The latest state- of- the- art balancing practices by all manufacturers of large engines incorporate end drives
because of the rotors' increased power requirements. Depending on the type of jet engine module, either open
rollers or dedicated tooling fixtures can be used to accommodate the rotors during the balancing process in the
balancing machine. When employing open roller bearings, the shaft journals are placed directly - or using
sleeves - on the rollers of the balancing machines. Any axial thrust of the rotors will, of course, be absorbed by
the end drive.
Mating of the various modules may cause additional unbalances because of mechanical runout.
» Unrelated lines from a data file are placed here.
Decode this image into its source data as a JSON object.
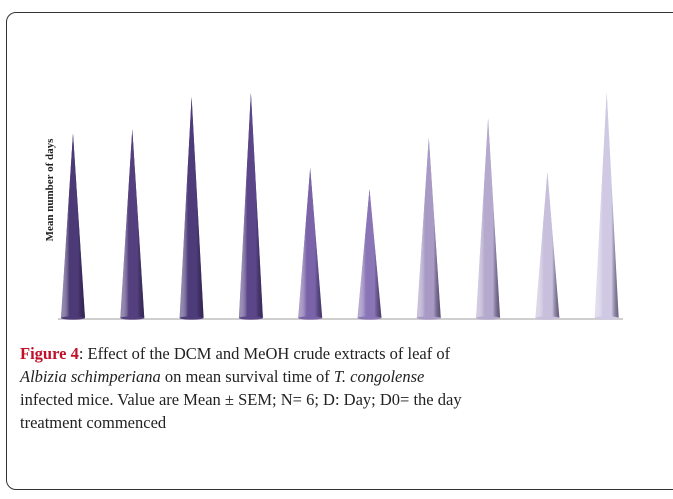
{
  "chart_data": {
    "type": "bar",
    "bar_shape": "cone",
    "title": "",
    "xlabel": "",
    "ylabel": "Mean number of days",
    "categories": [
      "",
      "",
      "",
      "",
      "",
      "",
      "",
      "",
      "",
      ""
    ],
    "values": [
      8.6,
      8.8,
      10.3,
      10.5,
      7.0,
      6.0,
      8.4,
      9.3,
      6.8,
      10.5
    ],
    "ylim": [
      0,
      11
    ],
    "grid": false,
    "colors": [
      "#4b3a75",
      "#54407f",
      "#4e3c7a",
      "#5a4688",
      "#7a63a8",
      "#8a76b6",
      "#a89ac4",
      "#b5aacd",
      "#c7bfdc",
      "#cfc9e3"
    ]
  },
  "caption": {
    "label": "Figure 4",
    "part1": ": Effect of the DCM and MeOH crude extracts of leaf of",
    "species": "Albizia schimperiana",
    "part2": " on mean survival time of ",
    "organism": "T. congolense",
    "part3": "infected mice. Value are Mean ± SEM; N= 6; D: Day; D0= the day",
    "part4": "treatment commenced"
  }
}
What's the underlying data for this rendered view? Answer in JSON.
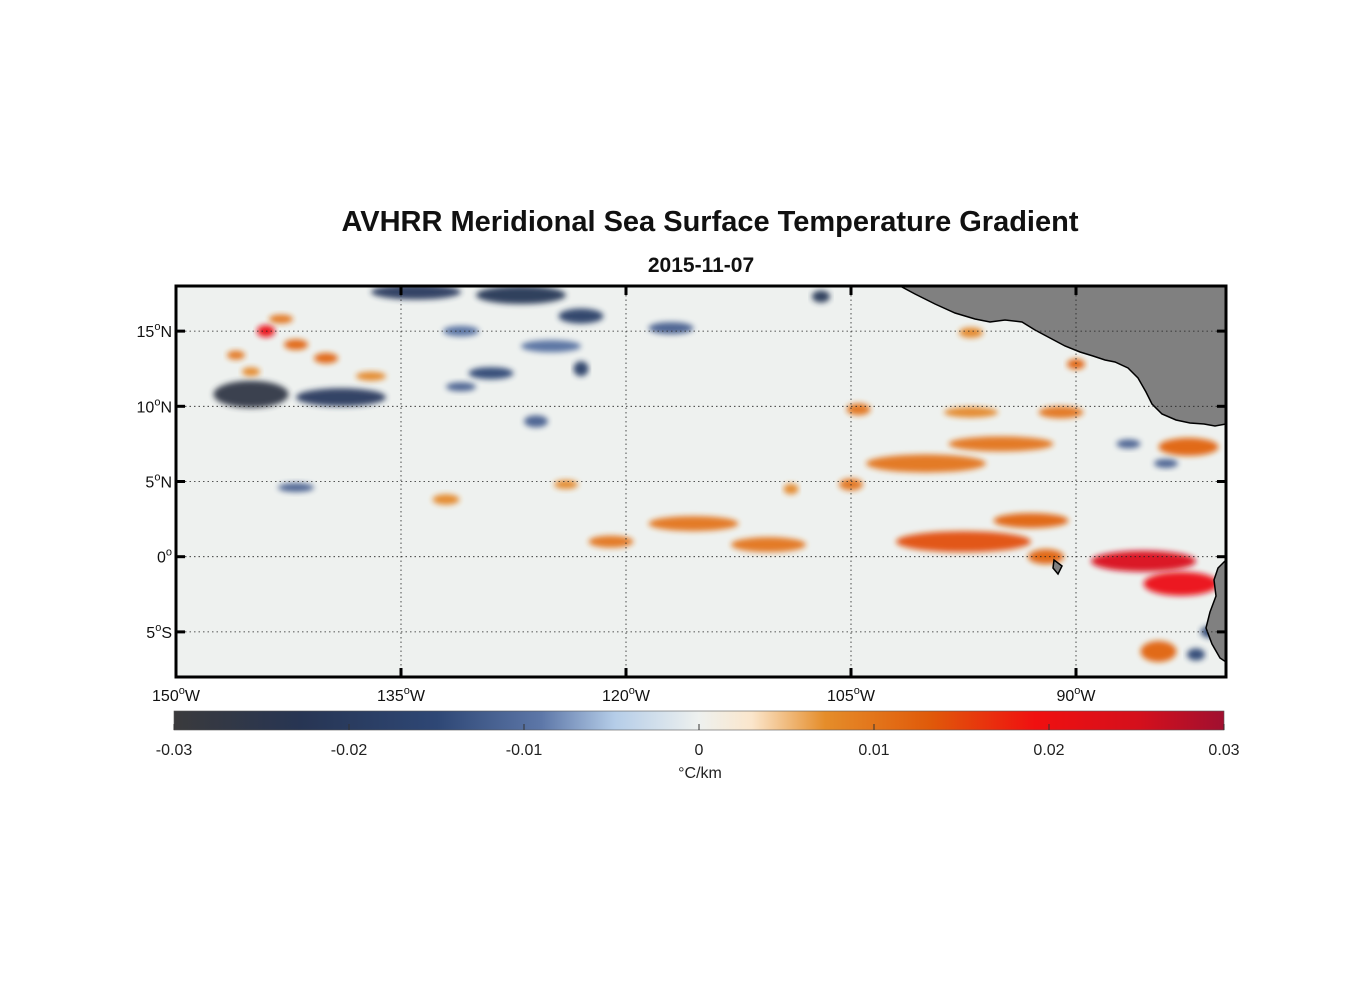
{
  "figure": {
    "title": "AVHRR Meridional Sea Surface Temperature Gradient",
    "date": "2015-11-07"
  },
  "map": {
    "lon_range_deg": [
      -150,
      -80
    ],
    "lat_range_deg": [
      -8,
      18
    ],
    "land_color": "#808080",
    "coastline_color": "#000000",
    "grid_style": "dotted",
    "lon_ticks": [
      {
        "value": -150,
        "label": "150",
        "hemi": "W"
      },
      {
        "value": -135,
        "label": "135",
        "hemi": "W"
      },
      {
        "value": -120,
        "label": "120",
        "hemi": "W"
      },
      {
        "value": -105,
        "label": "105",
        "hemi": "W"
      },
      {
        "value": -90,
        "label": "90",
        "hemi": "W"
      }
    ],
    "lat_ticks": [
      {
        "value": 15,
        "label": "15",
        "hemi": "N"
      },
      {
        "value": 10,
        "label": "10",
        "hemi": "N"
      },
      {
        "value": 5,
        "label": "5",
        "hemi": "N"
      },
      {
        "value": 0,
        "label": "0",
        "hemi": ""
      },
      {
        "value": -5,
        "label": "5",
        "hemi": "S"
      }
    ],
    "features": [
      {
        "lon": -145,
        "lat": 10.8,
        "value": -0.027,
        "rx": 2.5,
        "ry": 0.9
      },
      {
        "lon": -139,
        "lat": 10.6,
        "value": -0.02,
        "rx": 3.0,
        "ry": 0.6
      },
      {
        "lon": -144,
        "lat": 15.0,
        "value": 0.02,
        "rx": 0.6,
        "ry": 0.4
      },
      {
        "lon": -143,
        "lat": 15.8,
        "value": 0.01,
        "rx": 0.8,
        "ry": 0.3
      },
      {
        "lon": -142,
        "lat": 14.1,
        "value": 0.012,
        "rx": 0.8,
        "ry": 0.35
      },
      {
        "lon": -140,
        "lat": 13.2,
        "value": 0.012,
        "rx": 0.8,
        "ry": 0.35
      },
      {
        "lon": -146,
        "lat": 13.4,
        "value": 0.01,
        "rx": 0.6,
        "ry": 0.3
      },
      {
        "lon": -145,
        "lat": 12.3,
        "value": 0.008,
        "rx": 0.6,
        "ry": 0.3
      },
      {
        "lon": -137,
        "lat": 12.0,
        "value": 0.008,
        "rx": 1.0,
        "ry": 0.3
      },
      {
        "lon": -134,
        "lat": 17.6,
        "value": -0.02,
        "rx": 3.0,
        "ry": 0.5
      },
      {
        "lon": -127,
        "lat": 17.4,
        "value": -0.022,
        "rx": 3.0,
        "ry": 0.6
      },
      {
        "lon": -123,
        "lat": 16.0,
        "value": -0.018,
        "rx": 1.5,
        "ry": 0.5
      },
      {
        "lon": -117,
        "lat": 15.2,
        "value": -0.012,
        "rx": 1.5,
        "ry": 0.4
      },
      {
        "lon": -131,
        "lat": 15.0,
        "value": -0.01,
        "rx": 1.2,
        "ry": 0.35
      },
      {
        "lon": -125,
        "lat": 14.0,
        "value": -0.01,
        "rx": 2.0,
        "ry": 0.4
      },
      {
        "lon": -129,
        "lat": 12.2,
        "value": -0.015,
        "rx": 1.5,
        "ry": 0.4
      },
      {
        "lon": -123,
        "lat": 12.5,
        "value": -0.018,
        "rx": 0.5,
        "ry": 0.5
      },
      {
        "lon": -131,
        "lat": 11.3,
        "value": -0.012,
        "rx": 1.0,
        "ry": 0.3
      },
      {
        "lon": -126,
        "lat": 9.0,
        "value": -0.012,
        "rx": 0.8,
        "ry": 0.4
      },
      {
        "lon": -107,
        "lat": 17.3,
        "value": -0.022,
        "rx": 0.6,
        "ry": 0.4
      },
      {
        "lon": -142,
        "lat": 4.6,
        "value": -0.012,
        "rx": 1.2,
        "ry": 0.3
      },
      {
        "lon": -132,
        "lat": 3.8,
        "value": 0.008,
        "rx": 0.9,
        "ry": 0.35
      },
      {
        "lon": -124,
        "lat": 4.8,
        "value": 0.008,
        "rx": 0.8,
        "ry": 0.3
      },
      {
        "lon": -121,
        "lat": 1.0,
        "value": 0.01,
        "rx": 1.5,
        "ry": 0.4
      },
      {
        "lon": -115.5,
        "lat": 2.2,
        "value": 0.01,
        "rx": 3.0,
        "ry": 0.5
      },
      {
        "lon": -110.5,
        "lat": 0.8,
        "value": 0.01,
        "rx": 2.5,
        "ry": 0.5
      },
      {
        "lon": -109,
        "lat": 4.5,
        "value": 0.008,
        "rx": 0.5,
        "ry": 0.35
      },
      {
        "lon": -105,
        "lat": 4.8,
        "value": 0.01,
        "rx": 0.8,
        "ry": 0.4
      },
      {
        "lon": -104.5,
        "lat": 9.8,
        "value": 0.01,
        "rx": 0.8,
        "ry": 0.4
      },
      {
        "lon": -100,
        "lat": 6.2,
        "value": 0.01,
        "rx": 4.0,
        "ry": 0.6
      },
      {
        "lon": -95,
        "lat": 7.5,
        "value": 0.01,
        "rx": 3.5,
        "ry": 0.5
      },
      {
        "lon": -97,
        "lat": 9.6,
        "value": 0.008,
        "rx": 1.8,
        "ry": 0.35
      },
      {
        "lon": -91,
        "lat": 9.6,
        "value": 0.01,
        "rx": 1.5,
        "ry": 0.4
      },
      {
        "lon": -97.5,
        "lat": 1.0,
        "value": 0.014,
        "rx": 4.5,
        "ry": 0.7
      },
      {
        "lon": -93,
        "lat": 2.4,
        "value": 0.012,
        "rx": 2.5,
        "ry": 0.5
      },
      {
        "lon": -92,
        "lat": 0.0,
        "value": 0.012,
        "rx": 1.2,
        "ry": 0.5
      },
      {
        "lon": -85.5,
        "lat": -0.3,
        "value": 0.024,
        "rx": 3.5,
        "ry": 0.7
      },
      {
        "lon": -83,
        "lat": -1.8,
        "value": 0.02,
        "rx": 2.5,
        "ry": 0.8
      },
      {
        "lon": -84.5,
        "lat": -6.3,
        "value": 0.012,
        "rx": 1.2,
        "ry": 0.7
      },
      {
        "lon": -82.5,
        "lat": 7.3,
        "value": 0.012,
        "rx": 2.0,
        "ry": 0.6
      },
      {
        "lon": -84,
        "lat": 6.2,
        "value": -0.012,
        "rx": 0.8,
        "ry": 0.3
      },
      {
        "lon": -86.5,
        "lat": 7.5,
        "value": -0.012,
        "rx": 0.8,
        "ry": 0.3
      },
      {
        "lon": -81,
        "lat": -5.0,
        "value": -0.015,
        "rx": 0.7,
        "ry": 0.4
      },
      {
        "lon": -82,
        "lat": -6.5,
        "value": -0.015,
        "rx": 0.6,
        "ry": 0.4
      },
      {
        "lon": -90,
        "lat": 12.8,
        "value": 0.012,
        "rx": 0.6,
        "ry": 0.35
      },
      {
        "lon": -97,
        "lat": 14.9,
        "value": 0.008,
        "rx": 0.8,
        "ry": 0.35
      }
    ]
  },
  "colorbar": {
    "ticks": [
      "-0.03",
      "-0.02",
      "-0.01",
      "0",
      "0.01",
      "0.02",
      "0.03"
    ],
    "label": "°C/km",
    "colormap": [
      {
        "stop": 0.0,
        "color": "#3a3a3c"
      },
      {
        "stop": 0.12,
        "color": "#273553"
      },
      {
        "stop": 0.25,
        "color": "#2e4775"
      },
      {
        "stop": 0.35,
        "color": "#5d77a8"
      },
      {
        "stop": 0.42,
        "color": "#b5cde8"
      },
      {
        "stop": 0.5,
        "color": "#eef1ef"
      },
      {
        "stop": 0.55,
        "color": "#fbe6cc"
      },
      {
        "stop": 0.62,
        "color": "#e58d2a"
      },
      {
        "stop": 0.72,
        "color": "#e05a0a"
      },
      {
        "stop": 0.82,
        "color": "#f01010"
      },
      {
        "stop": 0.92,
        "color": "#d4101c"
      },
      {
        "stop": 1.0,
        "color": "#a01030"
      }
    ]
  }
}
These
unbalances may cause the jet engine to vibrate; these vibrations will be detected during the engine's final test in
the test cell. Trim balancing may be performed, if necessary.
Rebalancing after overhaul
Engine overhaul, or repair, of a rotating engine part necessitates rebalancing of the respective stage or module.
Balancing during overhaul requires the same machines and tooling, and the same balancing accuracy, as when
balancing as a manufacturing process.